Here at Hitachi Capital Vehicle Solutions, we’re so enthusiastic about the future of motoring that we spend each month scouring the Internet for articles about electric and autonomous vehicle technology that you might have missed.

Here’s our reading list for the past month:

  • As so often when it comes to tech, California appears to be leading the way. Reuters reports that the state’s government has developed new draft regulations for autonomous cars – and they contain quite a significant change. For the first time, the law will allow autonomous cars on the road without anyone in the driving seat. This isn’t just a bold step in itself, it also sets an example that other legislators around the world might choose to follow.
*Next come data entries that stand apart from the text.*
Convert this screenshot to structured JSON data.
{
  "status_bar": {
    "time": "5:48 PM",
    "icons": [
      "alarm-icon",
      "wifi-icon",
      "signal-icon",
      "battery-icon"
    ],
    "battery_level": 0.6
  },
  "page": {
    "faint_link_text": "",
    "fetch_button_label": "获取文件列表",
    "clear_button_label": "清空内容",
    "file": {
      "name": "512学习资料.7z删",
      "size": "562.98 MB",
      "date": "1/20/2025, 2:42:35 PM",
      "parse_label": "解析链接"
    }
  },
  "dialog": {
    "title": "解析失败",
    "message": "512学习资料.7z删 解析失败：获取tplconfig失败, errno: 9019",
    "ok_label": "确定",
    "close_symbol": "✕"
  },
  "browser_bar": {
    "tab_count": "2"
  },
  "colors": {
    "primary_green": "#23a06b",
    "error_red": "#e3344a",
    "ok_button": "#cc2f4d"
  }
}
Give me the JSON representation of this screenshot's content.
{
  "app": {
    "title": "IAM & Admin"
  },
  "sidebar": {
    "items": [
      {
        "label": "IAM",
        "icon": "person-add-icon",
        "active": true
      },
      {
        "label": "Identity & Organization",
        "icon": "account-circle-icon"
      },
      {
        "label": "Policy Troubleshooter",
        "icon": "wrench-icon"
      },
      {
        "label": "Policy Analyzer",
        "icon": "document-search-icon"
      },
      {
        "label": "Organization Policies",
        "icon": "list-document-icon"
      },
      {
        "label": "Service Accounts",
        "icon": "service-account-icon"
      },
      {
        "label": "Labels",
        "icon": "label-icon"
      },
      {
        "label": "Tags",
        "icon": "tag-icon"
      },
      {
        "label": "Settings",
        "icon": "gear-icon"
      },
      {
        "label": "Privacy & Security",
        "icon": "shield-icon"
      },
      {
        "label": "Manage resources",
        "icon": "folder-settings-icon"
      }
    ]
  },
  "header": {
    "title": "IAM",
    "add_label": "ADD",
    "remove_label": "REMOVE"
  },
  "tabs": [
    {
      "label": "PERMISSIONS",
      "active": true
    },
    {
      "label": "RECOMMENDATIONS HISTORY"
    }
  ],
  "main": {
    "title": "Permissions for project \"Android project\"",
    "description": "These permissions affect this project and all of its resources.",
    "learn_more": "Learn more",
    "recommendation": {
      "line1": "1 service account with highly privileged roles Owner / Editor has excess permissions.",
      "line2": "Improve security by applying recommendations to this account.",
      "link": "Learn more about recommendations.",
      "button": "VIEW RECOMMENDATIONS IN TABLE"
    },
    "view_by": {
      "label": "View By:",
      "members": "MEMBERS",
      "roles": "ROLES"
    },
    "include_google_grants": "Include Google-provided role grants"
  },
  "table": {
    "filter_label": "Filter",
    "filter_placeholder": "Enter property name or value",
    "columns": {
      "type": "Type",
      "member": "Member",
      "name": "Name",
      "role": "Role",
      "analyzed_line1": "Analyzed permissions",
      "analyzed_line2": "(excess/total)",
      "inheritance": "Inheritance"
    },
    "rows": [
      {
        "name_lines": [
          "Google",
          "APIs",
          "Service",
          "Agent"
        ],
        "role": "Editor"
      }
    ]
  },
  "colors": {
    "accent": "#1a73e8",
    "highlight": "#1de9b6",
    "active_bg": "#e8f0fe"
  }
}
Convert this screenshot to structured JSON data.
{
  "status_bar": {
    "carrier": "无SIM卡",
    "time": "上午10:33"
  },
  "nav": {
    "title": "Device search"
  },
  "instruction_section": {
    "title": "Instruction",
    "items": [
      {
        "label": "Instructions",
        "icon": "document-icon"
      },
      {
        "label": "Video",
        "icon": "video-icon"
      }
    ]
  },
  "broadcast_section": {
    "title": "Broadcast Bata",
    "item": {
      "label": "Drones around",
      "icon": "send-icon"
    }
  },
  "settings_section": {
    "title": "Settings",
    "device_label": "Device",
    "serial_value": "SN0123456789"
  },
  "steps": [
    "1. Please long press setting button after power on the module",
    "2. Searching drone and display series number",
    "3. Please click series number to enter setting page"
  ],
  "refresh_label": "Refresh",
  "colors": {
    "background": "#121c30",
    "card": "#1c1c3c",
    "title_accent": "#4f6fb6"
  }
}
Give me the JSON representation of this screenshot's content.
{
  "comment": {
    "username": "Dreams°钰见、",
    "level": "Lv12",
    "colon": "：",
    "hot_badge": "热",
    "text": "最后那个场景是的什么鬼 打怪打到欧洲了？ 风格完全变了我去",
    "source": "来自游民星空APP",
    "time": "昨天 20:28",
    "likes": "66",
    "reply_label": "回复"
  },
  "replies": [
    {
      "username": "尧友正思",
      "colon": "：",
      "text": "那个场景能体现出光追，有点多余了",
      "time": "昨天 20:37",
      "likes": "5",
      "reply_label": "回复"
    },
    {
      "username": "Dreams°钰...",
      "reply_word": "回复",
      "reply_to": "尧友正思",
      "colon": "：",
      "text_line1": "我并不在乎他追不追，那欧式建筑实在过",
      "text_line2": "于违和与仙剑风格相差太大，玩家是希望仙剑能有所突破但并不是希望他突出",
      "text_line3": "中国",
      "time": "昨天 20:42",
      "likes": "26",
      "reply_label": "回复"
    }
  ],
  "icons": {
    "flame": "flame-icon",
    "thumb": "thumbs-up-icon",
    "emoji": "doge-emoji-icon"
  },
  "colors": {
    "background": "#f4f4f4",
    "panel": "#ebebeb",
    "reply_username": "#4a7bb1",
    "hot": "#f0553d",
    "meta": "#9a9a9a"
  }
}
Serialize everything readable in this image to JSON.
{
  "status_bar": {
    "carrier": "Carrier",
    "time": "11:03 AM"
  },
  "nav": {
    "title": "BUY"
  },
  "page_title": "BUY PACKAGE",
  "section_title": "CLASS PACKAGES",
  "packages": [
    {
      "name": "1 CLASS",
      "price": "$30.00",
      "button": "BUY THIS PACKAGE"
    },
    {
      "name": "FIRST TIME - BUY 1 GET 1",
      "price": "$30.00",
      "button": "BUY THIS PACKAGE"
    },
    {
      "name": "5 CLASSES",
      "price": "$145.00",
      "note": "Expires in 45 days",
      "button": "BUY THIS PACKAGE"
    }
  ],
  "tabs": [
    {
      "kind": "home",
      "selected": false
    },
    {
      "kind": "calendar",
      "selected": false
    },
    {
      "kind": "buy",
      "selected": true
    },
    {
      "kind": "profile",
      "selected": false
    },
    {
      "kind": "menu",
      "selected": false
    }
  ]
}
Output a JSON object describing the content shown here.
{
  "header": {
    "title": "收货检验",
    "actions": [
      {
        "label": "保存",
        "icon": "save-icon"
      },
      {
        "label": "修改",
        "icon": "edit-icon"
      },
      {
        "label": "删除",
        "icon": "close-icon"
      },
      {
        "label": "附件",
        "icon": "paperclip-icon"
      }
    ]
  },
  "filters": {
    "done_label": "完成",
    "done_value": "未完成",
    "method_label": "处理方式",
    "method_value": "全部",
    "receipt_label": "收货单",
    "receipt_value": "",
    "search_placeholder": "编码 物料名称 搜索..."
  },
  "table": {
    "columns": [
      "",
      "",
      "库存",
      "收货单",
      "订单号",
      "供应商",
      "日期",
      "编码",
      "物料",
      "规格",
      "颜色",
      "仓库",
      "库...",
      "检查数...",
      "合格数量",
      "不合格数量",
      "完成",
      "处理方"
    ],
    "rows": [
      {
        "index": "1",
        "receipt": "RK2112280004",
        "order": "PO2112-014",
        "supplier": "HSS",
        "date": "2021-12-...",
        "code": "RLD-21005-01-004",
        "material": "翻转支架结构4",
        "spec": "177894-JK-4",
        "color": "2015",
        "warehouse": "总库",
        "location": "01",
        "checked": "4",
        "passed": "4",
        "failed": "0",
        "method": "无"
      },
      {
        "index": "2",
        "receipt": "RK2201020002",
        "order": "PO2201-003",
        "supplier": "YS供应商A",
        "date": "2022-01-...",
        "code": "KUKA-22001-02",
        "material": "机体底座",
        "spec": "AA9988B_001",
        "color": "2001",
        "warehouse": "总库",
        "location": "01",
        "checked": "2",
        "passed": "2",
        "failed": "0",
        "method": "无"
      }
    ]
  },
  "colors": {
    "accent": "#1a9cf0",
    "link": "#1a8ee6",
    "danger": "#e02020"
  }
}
  • Talking of legislators, they don’t come any bigger than Barack Obama. The President guest-edited the latest edition of Wired, and discussed various tech developments in a series of special videos for the magazine. One of these was autonomous motoring. Obama was excited about the benefits it might bring, but he raised an important question: ‘How do we make the public comfortable with it?’ Again, as California is discovering, it’s about more than just the technology. There are wider practical and cultural issues to be considered too.
  • Wired also devoted time to the question of how autonomous cars will change our cities. They asked eight experts for their answers. It’s worth reading the full list here, but we were particularly struck by Brooks Rainwater’s observation that ‘Through technology you can get to a point where you no longer need traffic lights or clear distinctions between roads and sidewalks.’ It’s clear that these changes won’t only apply to motorists – the experience of being a pedestrian will be very different too.
  • Autonomous motoring isn’t just for the future. It can deliver your beers today! The New York Times reports that a lorry developed by Otto, a company owned by Uber, managed to drive 120 miles by itself whilst delivering 2,000 cases of Budweiser to Colorado Springs. Sometimes you need to sit back and marvel: autonomous driving was just a fantasy a few years ago, and now it’s actually happening.
  • Amid all these developments, it’s worth remembering that the best solutions can be simple analogue ones. Upworthy explains how Dutch motorists are avoiding hitting cyclists with their car doors, all by a simple behavioural change. Instead of opening the door with the hand closest to it, they reach over themselves with the other hand, thereby looking out into the road naturally. It’s called the ‘Dutch Reach’, and you can see it in action here.